I can accept Kyaha's 'orangeness' and work with it. But I know it's not part of my "preferred palette". Also, it needs to be pointed out that figured Khaya, which I wasn't selecting for, but the straighter-grained boards which tend to be blander, could be used very effectively for things like chests of drawers, but not for boats meant to be finished bright. I can't find the photo just now. But some wanna-be boat shop planked and framed a skiff in aromatic cedar that is truly ugly.

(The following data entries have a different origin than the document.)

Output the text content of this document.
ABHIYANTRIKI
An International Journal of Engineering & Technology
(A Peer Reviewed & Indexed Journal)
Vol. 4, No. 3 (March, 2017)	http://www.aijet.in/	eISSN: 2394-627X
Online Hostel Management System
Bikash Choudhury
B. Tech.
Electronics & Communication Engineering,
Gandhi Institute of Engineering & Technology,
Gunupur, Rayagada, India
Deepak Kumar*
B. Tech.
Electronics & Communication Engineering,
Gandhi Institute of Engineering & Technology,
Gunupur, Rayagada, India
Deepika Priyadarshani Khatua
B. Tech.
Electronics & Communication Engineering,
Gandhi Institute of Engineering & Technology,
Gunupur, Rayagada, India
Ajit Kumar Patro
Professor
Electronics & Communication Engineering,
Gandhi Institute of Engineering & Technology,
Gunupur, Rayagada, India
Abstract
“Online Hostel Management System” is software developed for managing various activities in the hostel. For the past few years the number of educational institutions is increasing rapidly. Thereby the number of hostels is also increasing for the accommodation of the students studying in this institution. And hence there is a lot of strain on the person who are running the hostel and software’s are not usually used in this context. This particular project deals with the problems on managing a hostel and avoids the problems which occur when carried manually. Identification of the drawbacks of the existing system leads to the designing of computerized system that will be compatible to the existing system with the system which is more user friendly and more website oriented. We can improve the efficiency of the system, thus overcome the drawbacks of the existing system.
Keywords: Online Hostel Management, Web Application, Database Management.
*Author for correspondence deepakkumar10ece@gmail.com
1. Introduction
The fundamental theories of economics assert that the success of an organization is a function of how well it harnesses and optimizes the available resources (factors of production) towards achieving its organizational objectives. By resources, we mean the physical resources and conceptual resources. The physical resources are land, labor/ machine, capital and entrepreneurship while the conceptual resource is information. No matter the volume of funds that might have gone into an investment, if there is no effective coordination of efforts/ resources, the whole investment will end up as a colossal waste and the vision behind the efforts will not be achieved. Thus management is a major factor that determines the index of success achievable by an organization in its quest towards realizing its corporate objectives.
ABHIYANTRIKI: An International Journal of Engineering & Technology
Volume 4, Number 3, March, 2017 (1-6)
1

Their "wood-working" skills were furniture-grade. But the boat is a failure, because they let 'color' get away from them, rather than being able to control it to a balanced, proportioned end.
To choose to build in wood, whether "traditionally" or in more "modern" modes, is both to engage and to challenge what has been done before and makes one subject to the praise or scorn of one's peers who have the earned right to say of completed work, "That's beautiful. That's ugly", and a lot of that judgment depends on how color was selected for and then managed.
The aesthetic judgments that can be made about constructed objects, such as boats, are not idiosyncratic expressions of arbitrary taste (i.e., ...my way vs. your way), but informed evaluations of a designer's or builder's skills. Some people draw bad boats. Some people build bad boats. Some people have no eye for color. In terms of color alone, 'beautiful' doesn't float any better than 'ugly'. But why wouldn't one choose one rather than the other other?